Bitcoin’s 2023 Rally Falters as Crypto Takes a Hit with a Brief 7.5% Drop Towards $40,000
In a wider cryptocurrency sell-off, Bitcoin experienced its characteristic volatility once again as it swiftly and sharply dropped towards the $40,000 mark.
The largest token fell as much as 7.5% to $40,521 before paring some of the losses to 3.6% to $42,245 at 7:15 a.m. in London on Monday.
Smaller tokens such as Ether, XRP, Polkadot and Cardano also fell. An index of the top 100 digital assets fell about 4%, the biggest drop since November 22.
Bitcoin has been on a tear this year amid expectations that regulators will give the green light to the first US exchange-traded funds to invest directly in the token, expanding the potential for crypto investors. Bets that the Federal Reserve will cut interest rates in 2024 have also encouraged a rally in both Bitcoin and cryptocurrencies as a whole.
“Market leverage had increased significantly,” said Sydney-based Richard Galvin, founder of Digital Asset Capital Management. “The current drop appears leveraged by the market, as opposed to any fundamental news catalyst.”
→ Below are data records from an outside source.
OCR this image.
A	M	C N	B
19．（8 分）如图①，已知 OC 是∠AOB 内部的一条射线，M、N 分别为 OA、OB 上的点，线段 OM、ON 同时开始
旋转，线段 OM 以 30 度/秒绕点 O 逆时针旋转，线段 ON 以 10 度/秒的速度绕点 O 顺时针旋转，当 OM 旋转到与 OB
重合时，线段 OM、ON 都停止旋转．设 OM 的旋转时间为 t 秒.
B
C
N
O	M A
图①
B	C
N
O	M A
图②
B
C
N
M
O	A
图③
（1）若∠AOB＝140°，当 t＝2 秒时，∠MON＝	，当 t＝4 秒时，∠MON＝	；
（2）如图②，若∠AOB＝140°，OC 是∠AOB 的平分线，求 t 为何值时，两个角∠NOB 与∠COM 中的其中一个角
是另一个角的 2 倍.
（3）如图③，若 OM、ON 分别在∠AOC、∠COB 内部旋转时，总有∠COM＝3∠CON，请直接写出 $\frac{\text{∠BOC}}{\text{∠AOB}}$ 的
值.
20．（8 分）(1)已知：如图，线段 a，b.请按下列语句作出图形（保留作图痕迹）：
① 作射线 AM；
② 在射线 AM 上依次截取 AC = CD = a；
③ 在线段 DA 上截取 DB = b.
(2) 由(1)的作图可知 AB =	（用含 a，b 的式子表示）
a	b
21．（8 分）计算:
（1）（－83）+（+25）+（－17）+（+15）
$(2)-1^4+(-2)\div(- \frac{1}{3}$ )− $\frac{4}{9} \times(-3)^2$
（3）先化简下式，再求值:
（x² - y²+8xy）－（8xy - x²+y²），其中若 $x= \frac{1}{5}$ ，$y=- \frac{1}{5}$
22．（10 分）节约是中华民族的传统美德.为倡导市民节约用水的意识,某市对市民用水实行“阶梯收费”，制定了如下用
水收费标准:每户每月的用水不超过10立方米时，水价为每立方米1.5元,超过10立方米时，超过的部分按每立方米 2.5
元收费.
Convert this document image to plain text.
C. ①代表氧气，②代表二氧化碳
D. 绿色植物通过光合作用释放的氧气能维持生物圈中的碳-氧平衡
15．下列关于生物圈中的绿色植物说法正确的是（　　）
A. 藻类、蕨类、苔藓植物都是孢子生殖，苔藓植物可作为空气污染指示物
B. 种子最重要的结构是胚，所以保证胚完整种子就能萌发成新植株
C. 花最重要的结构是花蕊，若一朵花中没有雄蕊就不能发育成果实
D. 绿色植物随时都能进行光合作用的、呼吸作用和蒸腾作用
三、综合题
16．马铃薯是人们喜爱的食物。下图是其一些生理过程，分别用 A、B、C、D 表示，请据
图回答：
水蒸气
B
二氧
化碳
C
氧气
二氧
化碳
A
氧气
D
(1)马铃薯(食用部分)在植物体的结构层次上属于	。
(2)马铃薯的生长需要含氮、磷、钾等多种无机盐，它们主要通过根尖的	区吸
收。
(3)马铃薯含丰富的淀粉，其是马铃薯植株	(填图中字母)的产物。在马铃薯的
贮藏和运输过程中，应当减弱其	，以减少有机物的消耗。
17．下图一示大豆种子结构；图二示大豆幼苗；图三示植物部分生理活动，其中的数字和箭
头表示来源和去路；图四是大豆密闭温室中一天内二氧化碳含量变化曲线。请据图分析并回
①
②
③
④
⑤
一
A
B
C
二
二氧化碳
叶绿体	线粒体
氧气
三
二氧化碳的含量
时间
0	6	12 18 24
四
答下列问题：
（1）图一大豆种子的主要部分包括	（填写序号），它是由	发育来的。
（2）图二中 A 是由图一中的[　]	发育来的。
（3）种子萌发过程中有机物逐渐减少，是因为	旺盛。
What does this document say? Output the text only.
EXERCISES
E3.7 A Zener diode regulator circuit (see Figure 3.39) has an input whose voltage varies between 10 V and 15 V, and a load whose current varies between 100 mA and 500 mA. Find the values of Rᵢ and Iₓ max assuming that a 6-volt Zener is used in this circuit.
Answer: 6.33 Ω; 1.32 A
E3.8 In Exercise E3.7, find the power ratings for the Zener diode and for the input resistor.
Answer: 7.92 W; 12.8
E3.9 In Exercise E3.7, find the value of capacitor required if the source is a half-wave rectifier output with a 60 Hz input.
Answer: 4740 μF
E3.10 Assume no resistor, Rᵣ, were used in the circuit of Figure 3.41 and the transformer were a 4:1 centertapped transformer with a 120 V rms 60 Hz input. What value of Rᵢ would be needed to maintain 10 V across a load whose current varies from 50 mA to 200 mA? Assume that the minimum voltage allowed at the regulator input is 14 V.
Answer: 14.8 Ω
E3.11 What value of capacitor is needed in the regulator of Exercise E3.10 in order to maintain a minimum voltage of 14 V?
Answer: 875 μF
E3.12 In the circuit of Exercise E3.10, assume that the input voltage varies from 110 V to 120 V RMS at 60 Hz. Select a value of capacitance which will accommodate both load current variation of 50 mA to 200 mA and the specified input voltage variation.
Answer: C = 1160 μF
Data from Coinglass shows that around $312 million worth of crypto trading positions betting on higher prices were liquidated at 7:15 a.m. in London on Dec. 11 — the highest such amount since at least mid-September.
Waiting for Fed
Investors this week are bracing for US inflation data and the Fed’s last policy meeting in 2023, both of which could test aggressive rate cuts. Global stocks and U.S. stock futures were fluctuating on Monday as the dollar ticked up, a sign of caution.
“It makes sense to see a profit,” said Tony Sycamore, market analyst at IG Australia Pty. He expects dips between $37,500 and $40,000 to be “well supported” by dip buyers.
Bitcoin is up more than 150% year to date, fueling a broader recovery in digital asset prices from a 2022 $1.5 trillion crash. The token remains well below its pandemic-era high of nearly $69,000, set just over two years ago.